Segmentation#

Semantic image segmentation is the process of pixel-by-pixel classification that results in segments that correspond to the same object. Segmentation is typically used to identify and locate objects in an image and to determine their shape and size.

Labelling#

To train a neural network for semantic segmentation it is necessary to create images that are labelled accordingly.

../_images/segmentation_tools.png — Segmentation tools#

Different tools and functions in MIA exist to label images for semantic segmentation.

To label an image select a tool and draw inside the image to label image objects.

Note

There is no save option as all changes during labelling are saved immediately. Use or ctrl + z to undo the last labelling action.

All labels are saved in a subfolder inside the currently active folder and have the same file name as the currently selected image, but with .npz as file extension.

Tools#

By selecting the tool or pressing F1 you can always switch to the drag tool to zoom and change the field of view. Press the Spacebar to toggle between drag tool and the last selected tool.

Use the tool (or press F2) to label objects with freehand labelling. While pressing the left_mouse you can label target objects in the image.

With the tool (or press F3) to label objects with polygones. Press the left_mouse to add add polygone point. When pressing the right_mouse, the first and the last set polygone points are connected resulting in the finished contour.

Tip

tool and tool have different options, press the right_mouse to toggle between them:

Add contours are added to the image from the active class. If contours overlap and are from the same class they are combined to a single contour.
Delete removes the created contour from existing contours.
Slice creates a line that is removed from existing contours, can be used to split contours.

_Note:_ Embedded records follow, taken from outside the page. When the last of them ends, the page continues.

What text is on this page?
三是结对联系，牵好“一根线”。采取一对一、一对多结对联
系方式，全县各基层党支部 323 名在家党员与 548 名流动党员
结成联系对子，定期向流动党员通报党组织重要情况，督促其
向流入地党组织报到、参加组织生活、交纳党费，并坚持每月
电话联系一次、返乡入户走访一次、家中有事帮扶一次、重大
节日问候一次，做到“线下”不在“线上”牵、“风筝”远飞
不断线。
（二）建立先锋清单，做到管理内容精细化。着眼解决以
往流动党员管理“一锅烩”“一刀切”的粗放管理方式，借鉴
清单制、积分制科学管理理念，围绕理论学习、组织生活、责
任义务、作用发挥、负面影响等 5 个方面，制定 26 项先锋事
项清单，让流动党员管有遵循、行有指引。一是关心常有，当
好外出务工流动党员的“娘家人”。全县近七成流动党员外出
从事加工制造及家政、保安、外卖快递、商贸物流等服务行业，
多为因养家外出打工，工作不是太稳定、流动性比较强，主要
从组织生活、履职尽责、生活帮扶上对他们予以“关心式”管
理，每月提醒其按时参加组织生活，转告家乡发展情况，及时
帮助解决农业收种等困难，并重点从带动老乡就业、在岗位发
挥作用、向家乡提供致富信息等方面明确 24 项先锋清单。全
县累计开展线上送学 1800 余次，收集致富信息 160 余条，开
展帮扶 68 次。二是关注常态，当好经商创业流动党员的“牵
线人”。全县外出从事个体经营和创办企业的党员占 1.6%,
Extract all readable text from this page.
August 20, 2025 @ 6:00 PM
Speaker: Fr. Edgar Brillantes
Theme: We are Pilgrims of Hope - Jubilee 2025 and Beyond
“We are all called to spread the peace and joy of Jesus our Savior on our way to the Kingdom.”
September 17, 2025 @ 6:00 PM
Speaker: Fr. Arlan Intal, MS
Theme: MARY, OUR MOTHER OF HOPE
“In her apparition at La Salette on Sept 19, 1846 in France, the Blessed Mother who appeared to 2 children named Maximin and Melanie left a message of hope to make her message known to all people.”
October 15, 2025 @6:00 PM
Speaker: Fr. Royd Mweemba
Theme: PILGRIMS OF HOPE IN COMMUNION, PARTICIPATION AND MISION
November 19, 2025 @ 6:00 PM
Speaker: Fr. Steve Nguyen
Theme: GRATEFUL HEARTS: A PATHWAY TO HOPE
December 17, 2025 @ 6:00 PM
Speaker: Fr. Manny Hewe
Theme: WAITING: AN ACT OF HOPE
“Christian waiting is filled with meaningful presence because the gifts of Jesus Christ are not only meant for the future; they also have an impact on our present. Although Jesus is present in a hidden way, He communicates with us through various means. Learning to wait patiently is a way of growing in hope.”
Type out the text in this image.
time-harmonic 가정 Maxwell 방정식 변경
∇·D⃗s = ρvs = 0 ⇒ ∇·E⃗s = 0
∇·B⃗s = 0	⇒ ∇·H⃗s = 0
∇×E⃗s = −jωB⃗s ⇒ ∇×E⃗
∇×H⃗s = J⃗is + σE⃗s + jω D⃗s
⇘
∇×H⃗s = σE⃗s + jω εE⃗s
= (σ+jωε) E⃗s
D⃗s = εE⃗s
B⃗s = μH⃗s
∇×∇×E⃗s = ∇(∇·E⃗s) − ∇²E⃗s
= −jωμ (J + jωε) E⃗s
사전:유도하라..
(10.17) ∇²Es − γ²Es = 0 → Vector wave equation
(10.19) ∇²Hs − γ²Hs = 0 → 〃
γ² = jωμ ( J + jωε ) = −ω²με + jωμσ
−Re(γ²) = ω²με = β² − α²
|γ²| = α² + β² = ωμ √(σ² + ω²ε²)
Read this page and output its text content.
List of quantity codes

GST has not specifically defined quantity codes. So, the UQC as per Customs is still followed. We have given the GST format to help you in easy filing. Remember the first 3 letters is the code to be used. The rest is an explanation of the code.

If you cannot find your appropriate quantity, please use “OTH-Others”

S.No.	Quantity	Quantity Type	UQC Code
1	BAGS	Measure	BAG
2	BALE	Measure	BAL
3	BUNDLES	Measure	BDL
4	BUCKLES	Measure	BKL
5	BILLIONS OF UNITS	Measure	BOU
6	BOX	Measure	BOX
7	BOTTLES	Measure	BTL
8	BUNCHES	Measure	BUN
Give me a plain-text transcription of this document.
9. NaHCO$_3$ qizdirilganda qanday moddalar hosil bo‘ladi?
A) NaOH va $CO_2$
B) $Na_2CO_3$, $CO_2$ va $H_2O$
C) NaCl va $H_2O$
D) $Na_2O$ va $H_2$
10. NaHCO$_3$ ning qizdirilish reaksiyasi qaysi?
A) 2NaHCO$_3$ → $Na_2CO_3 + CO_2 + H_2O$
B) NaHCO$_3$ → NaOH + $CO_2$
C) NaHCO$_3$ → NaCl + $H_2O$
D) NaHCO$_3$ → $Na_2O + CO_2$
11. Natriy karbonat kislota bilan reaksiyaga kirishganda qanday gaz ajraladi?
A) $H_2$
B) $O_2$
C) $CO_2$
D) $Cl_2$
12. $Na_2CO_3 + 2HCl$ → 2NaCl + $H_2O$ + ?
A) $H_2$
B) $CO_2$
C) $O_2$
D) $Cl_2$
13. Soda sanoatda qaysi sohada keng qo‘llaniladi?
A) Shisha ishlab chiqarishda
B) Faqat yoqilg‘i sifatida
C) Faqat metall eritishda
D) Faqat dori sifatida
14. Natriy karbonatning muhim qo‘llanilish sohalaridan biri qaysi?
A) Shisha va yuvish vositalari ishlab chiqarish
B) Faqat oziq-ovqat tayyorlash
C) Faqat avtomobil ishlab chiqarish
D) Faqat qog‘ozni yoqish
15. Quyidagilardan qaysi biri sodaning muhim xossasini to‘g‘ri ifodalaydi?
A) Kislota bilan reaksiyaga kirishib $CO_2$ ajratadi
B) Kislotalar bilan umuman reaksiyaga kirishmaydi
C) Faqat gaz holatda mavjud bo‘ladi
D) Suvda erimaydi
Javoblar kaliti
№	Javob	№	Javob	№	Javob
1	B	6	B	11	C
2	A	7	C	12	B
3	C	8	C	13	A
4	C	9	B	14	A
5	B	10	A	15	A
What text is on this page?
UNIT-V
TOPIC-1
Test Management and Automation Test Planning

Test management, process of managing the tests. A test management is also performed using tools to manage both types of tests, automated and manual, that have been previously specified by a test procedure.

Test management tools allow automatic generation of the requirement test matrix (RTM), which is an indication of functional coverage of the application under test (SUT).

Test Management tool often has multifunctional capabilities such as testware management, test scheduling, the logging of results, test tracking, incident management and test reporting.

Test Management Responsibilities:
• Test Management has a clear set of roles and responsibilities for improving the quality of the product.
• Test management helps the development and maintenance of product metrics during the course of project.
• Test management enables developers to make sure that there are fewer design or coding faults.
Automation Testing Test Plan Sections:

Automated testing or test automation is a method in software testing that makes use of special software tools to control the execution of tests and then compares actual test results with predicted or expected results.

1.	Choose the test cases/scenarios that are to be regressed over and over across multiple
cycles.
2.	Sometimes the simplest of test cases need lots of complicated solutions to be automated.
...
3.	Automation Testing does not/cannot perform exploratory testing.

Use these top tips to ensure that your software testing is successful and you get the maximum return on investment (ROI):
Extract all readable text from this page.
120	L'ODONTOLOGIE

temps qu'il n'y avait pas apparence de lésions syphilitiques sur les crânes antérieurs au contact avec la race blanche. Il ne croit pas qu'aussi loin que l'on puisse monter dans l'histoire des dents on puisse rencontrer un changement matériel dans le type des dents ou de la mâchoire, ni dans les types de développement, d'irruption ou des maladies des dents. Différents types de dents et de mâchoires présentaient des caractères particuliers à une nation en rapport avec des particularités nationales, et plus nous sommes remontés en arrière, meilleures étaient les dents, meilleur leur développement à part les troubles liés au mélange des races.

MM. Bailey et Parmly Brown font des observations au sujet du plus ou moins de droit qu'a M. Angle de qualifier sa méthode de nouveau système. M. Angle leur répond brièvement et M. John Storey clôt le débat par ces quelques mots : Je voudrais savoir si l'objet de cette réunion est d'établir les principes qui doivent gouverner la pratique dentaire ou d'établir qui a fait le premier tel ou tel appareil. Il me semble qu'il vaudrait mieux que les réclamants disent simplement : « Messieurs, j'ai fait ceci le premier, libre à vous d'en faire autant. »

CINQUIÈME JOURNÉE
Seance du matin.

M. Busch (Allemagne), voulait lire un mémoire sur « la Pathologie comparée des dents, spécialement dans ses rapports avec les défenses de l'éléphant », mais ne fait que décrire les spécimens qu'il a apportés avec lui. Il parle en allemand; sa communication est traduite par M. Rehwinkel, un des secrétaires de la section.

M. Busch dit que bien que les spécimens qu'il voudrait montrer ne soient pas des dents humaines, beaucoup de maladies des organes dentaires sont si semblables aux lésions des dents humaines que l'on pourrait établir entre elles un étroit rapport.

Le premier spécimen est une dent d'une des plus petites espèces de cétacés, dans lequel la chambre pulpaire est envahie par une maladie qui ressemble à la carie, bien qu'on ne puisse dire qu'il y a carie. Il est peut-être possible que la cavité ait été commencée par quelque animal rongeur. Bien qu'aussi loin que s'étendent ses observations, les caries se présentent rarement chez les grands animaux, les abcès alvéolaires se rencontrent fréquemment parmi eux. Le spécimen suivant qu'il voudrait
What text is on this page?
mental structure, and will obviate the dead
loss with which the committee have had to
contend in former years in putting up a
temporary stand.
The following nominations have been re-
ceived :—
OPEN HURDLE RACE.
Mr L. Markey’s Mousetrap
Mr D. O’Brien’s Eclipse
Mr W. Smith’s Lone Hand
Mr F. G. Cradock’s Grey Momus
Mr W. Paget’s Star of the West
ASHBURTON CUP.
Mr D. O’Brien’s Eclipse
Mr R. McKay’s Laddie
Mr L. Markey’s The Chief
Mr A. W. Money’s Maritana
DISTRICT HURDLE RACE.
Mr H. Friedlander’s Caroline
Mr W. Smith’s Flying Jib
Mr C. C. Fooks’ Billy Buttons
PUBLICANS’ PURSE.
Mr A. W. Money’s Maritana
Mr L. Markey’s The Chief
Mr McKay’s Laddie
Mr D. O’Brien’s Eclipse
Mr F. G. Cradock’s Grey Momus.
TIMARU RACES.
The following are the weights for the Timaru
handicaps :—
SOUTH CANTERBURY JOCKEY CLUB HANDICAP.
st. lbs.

The tool (or press F4) can be used to asssign a new class to an existing contour. Select the target class and press the left_mouse inside an existing contour.

The tool (or press F5) can be used to correct existing contours. Press and hold the left_mouse to correct existing contours.

Tip

tool has different options, press the right_mouse to toggle between them and use the mouse_wheel to change the size slider:

Expand allows you to enlarge an existing contour or to create a new contour.
Erase removes parts from existing contours.
Size slider changes the size of the tool.

The tool (or press F6) can be used to remove contours. Press the left_mouse inside a contour to remove that contour.

By checking Inner contours, contours may have holes. When unchecking Internal contours all holes inside of contours are removed, immediately.

Automated and Semi-Automated Labelling#

Different automated and semi-automated segmentation option are implemented in MIA to speed-up image labelling.

Note

All automated methods only affect the current field of view and ignoring everything outside. For multiple complex objects in a larger image, it can be helpful to focus the field of view on each object individually.

Smart Mode#

The Smart Mode enables an iterative, interactive segmentation mode based on grabcut [1]. Perform smartmode segmentation as follows:

Select a tool (, , ) to roughly label a part of the target structures
If parts are labelled but should not be labelled remove some of those parts that should be unlabelled
If parts are not labelled but should be labelled add some of those parts that should be labelled
Repeat steps 2 and 3
Select another class and repeat steps 1-4 to label objects of a different class

Auto-Segmentation#

The Auto Seg function performs deep learning based edge detection based on Holistically-nested edge detection [2].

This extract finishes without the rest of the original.